My justification for posting the question despite the above points is as follows: (1) If MO is only about technical questions and not about more general strategies for conducting one's life as a research mathematician, it loses some appeal in the community. (2) Even with the morphability of the question, an expert's effort to intuitively organize an important idea in a subject can be useful for awareness of ideas outside one's own research area and can be regarded as meaningful research work (these intuitions are shared during talks, but if you don't work in an area, you may never attend such talks). (3) Regarding oversimplification, it is always a danger, but the purpose here is to promote awareness across fields and to promote unity. We may assume that practicing researchers won't think they really understand a technical area when hearing a high level intuition pump like this.
Perhaps the problem is that the sheer number of these intuition pumps is too large. I argue that the level of idea I'm looking for should be sufficiently high that the number of such ideas will be relatively small. The deformation/rigidity example is pivotal in my subject and has had enormous influence, so having this high-level analogy gives immediate feeling of a central movement in a subject. I'm looking for such broad things, to get a general feeling of the movement of mathematics as a whole. Maybe the reason to close this question is that such analogies can be provided in a "What is?" article in the Notices. This said, I haven't found such descriptions there.

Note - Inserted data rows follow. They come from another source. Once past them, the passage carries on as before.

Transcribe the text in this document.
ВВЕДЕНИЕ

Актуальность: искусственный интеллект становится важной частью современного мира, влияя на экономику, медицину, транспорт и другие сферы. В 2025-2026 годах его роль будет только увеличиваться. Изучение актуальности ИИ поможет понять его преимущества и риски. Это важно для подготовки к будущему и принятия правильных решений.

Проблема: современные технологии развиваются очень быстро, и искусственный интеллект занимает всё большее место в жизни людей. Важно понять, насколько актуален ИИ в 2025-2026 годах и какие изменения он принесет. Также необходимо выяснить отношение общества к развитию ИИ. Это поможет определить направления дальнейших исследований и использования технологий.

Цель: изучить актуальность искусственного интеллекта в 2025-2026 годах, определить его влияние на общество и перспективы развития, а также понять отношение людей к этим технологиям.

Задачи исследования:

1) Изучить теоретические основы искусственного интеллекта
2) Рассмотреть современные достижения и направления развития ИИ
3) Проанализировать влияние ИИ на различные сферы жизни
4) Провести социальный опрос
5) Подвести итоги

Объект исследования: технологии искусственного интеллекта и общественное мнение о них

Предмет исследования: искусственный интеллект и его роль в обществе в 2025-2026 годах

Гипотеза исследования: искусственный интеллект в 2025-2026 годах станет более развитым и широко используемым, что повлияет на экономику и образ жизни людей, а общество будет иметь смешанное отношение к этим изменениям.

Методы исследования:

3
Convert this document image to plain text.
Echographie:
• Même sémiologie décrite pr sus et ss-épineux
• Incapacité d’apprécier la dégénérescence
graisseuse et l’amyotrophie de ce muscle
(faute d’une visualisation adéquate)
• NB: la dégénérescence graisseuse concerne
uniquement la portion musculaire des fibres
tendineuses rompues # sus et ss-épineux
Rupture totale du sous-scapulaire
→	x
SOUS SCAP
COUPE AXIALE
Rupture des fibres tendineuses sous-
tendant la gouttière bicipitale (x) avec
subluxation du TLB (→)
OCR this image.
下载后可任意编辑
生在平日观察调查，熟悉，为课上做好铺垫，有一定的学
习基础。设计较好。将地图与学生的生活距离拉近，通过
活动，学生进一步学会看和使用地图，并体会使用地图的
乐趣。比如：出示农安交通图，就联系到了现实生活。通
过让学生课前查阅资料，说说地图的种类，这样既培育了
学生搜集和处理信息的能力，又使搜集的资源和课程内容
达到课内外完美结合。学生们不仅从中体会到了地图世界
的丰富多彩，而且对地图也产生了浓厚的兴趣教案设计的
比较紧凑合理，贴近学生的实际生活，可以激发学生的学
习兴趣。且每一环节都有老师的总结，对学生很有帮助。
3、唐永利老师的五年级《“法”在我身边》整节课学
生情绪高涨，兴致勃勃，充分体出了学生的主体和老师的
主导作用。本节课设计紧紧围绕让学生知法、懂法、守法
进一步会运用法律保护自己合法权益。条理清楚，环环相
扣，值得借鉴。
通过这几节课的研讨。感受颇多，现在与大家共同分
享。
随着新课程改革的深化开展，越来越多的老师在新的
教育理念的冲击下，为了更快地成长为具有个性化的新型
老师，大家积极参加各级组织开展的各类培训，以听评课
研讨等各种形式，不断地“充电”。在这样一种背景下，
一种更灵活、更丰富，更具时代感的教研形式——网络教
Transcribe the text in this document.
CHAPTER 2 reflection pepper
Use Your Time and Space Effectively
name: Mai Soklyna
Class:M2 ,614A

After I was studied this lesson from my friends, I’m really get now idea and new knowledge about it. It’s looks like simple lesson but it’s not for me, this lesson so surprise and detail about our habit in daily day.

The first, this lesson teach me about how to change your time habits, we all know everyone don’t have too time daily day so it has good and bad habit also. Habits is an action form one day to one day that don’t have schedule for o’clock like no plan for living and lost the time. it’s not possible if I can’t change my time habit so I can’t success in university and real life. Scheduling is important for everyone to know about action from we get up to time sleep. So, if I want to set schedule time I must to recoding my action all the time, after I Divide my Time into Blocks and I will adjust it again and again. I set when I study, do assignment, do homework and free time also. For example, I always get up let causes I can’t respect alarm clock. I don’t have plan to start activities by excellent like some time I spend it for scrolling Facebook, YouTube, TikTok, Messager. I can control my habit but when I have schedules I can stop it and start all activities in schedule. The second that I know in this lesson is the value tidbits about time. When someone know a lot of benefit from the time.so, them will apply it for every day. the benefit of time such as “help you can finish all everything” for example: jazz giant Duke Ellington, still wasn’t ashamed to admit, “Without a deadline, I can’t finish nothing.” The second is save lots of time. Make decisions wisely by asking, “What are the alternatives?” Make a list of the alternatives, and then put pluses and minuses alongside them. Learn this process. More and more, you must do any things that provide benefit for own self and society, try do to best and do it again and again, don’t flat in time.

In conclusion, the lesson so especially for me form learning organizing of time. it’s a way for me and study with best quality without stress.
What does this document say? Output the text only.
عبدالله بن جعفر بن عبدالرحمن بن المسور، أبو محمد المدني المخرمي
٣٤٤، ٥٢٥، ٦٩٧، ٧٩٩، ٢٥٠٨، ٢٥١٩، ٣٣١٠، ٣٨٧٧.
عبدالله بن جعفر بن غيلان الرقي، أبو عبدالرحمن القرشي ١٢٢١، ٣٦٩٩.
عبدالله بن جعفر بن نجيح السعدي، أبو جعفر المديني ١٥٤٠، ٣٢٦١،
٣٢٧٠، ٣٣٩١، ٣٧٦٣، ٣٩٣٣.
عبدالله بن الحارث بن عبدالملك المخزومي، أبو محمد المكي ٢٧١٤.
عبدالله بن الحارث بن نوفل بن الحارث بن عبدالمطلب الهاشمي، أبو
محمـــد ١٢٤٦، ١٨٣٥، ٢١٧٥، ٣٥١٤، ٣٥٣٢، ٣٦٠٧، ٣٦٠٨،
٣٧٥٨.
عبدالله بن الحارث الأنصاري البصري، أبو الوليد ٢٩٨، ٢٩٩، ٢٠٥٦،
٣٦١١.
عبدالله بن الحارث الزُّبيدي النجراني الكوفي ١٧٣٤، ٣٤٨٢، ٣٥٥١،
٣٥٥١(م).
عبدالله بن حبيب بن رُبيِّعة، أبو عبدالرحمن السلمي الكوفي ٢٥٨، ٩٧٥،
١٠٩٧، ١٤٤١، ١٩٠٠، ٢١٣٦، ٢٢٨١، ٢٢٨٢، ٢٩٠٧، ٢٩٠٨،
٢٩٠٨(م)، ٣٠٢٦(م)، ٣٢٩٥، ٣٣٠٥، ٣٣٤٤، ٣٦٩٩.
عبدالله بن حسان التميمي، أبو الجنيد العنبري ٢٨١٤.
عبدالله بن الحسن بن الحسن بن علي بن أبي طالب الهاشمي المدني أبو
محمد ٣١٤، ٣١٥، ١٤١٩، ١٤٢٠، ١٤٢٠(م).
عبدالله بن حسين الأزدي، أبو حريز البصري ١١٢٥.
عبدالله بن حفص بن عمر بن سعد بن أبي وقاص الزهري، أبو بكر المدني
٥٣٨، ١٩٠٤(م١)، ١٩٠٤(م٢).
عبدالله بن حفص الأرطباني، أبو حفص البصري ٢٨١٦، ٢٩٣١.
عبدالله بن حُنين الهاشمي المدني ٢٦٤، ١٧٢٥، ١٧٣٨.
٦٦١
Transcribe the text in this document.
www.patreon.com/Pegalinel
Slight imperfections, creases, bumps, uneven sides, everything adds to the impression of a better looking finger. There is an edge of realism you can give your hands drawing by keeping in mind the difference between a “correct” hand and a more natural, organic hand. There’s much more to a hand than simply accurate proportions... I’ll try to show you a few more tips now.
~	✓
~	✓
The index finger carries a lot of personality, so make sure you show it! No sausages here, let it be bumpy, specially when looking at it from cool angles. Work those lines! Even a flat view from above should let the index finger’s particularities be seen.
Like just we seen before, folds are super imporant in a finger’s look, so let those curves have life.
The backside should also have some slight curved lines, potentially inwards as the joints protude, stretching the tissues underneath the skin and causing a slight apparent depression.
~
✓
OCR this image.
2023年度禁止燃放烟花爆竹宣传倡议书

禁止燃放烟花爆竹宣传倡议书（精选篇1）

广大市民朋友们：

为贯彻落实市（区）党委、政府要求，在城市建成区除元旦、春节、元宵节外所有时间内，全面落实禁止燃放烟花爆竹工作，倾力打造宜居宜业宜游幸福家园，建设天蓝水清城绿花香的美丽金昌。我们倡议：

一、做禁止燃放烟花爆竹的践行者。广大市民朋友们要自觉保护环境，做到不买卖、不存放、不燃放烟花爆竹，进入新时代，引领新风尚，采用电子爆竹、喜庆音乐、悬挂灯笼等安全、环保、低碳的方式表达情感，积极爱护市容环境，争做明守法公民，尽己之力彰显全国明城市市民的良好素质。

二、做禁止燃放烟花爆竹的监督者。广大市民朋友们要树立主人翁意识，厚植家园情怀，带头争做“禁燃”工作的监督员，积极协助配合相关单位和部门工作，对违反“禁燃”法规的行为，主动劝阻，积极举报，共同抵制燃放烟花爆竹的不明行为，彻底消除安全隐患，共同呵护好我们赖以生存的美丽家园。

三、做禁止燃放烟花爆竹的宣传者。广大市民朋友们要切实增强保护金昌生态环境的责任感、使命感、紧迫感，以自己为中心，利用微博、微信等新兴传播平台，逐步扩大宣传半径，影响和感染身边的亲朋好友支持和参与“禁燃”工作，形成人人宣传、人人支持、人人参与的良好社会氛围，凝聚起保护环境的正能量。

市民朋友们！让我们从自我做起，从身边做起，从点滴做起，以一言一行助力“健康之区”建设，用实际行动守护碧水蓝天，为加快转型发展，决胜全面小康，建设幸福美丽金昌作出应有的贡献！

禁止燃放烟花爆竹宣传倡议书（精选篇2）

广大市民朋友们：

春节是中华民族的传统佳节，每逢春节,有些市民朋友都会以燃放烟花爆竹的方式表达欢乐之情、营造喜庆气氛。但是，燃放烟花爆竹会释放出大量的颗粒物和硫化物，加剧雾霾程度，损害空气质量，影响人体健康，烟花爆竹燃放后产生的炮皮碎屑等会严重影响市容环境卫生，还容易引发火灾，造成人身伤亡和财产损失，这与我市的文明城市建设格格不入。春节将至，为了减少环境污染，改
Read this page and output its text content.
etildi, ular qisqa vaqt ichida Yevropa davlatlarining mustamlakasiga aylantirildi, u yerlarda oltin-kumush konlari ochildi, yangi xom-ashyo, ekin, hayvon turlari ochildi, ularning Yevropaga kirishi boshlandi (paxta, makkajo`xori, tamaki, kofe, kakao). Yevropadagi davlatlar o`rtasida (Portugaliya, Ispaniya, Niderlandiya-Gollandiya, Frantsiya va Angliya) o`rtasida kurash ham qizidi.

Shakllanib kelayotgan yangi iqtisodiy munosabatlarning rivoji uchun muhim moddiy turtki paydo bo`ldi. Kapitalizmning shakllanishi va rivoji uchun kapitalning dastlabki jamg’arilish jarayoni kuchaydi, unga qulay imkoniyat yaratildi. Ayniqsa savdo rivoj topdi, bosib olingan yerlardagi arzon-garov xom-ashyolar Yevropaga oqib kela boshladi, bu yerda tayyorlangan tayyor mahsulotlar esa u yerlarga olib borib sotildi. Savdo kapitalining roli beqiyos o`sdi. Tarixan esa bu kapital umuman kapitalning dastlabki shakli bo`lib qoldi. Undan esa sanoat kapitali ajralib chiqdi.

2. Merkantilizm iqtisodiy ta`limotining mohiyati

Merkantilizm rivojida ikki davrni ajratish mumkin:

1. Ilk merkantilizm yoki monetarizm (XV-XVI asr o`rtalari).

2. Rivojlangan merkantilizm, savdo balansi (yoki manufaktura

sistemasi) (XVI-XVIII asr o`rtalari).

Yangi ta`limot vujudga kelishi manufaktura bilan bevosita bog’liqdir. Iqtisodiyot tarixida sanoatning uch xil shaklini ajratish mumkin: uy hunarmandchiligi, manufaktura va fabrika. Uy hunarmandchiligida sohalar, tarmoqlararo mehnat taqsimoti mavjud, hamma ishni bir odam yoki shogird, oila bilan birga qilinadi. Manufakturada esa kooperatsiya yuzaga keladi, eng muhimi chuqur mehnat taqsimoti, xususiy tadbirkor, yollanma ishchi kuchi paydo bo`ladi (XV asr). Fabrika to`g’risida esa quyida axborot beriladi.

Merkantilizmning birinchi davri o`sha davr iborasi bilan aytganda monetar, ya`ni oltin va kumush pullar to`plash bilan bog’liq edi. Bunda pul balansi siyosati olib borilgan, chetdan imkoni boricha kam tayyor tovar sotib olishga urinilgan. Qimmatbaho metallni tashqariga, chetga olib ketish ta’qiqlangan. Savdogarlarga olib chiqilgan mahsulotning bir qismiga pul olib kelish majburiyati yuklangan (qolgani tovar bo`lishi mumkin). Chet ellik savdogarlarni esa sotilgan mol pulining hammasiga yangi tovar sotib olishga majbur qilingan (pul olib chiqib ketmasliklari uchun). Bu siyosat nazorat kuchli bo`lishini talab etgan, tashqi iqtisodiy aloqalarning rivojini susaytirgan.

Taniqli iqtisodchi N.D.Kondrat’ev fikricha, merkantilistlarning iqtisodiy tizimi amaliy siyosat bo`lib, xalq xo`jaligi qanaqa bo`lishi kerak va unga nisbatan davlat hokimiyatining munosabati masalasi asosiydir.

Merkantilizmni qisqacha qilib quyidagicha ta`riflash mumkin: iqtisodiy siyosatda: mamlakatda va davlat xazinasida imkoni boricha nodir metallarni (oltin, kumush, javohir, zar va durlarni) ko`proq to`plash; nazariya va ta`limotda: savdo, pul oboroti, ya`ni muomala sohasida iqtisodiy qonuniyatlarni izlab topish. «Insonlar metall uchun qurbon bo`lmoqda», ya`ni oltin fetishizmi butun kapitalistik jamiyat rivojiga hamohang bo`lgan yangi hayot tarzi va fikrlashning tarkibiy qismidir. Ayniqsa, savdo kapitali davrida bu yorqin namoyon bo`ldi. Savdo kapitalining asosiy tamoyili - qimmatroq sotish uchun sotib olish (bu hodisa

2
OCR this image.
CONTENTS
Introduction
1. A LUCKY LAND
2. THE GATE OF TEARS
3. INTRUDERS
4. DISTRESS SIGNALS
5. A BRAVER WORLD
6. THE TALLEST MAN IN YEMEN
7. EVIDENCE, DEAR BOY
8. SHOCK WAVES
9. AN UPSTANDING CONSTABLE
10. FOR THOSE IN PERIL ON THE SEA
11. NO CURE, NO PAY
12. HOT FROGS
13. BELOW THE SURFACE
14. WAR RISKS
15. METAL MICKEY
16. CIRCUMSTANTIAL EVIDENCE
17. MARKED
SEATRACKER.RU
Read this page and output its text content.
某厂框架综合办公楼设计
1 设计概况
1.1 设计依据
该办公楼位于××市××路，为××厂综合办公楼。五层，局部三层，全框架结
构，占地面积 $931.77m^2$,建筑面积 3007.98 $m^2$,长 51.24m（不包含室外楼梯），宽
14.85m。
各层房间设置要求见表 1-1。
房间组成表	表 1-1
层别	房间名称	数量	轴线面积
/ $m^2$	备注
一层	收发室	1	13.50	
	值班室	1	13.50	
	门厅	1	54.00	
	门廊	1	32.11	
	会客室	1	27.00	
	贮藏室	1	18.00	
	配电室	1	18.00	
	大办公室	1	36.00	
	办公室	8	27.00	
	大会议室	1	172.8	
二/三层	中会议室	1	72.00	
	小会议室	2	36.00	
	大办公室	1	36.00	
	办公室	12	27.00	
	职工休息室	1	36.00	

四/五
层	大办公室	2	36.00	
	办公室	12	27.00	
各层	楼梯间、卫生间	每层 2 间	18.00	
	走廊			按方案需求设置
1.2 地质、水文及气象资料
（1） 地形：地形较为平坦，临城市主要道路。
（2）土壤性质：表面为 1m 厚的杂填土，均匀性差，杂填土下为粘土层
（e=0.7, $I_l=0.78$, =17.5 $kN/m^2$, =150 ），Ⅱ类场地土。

I also must say that some of my friends don't really like the example I cite given by Popa. I am also puzzled about that. I can't see how such attempts to make things very memorable and salient are not helpful to mathematicians.
I did ask the question as an exploration of how mathematicians attach "intuition" to their techniques, and wonder to what degree experts work to find intuitions like these, and so won't be offended if the question is closed. This said, I'd like to record a solid argument for why such questions are not of interest to the mathematics research community.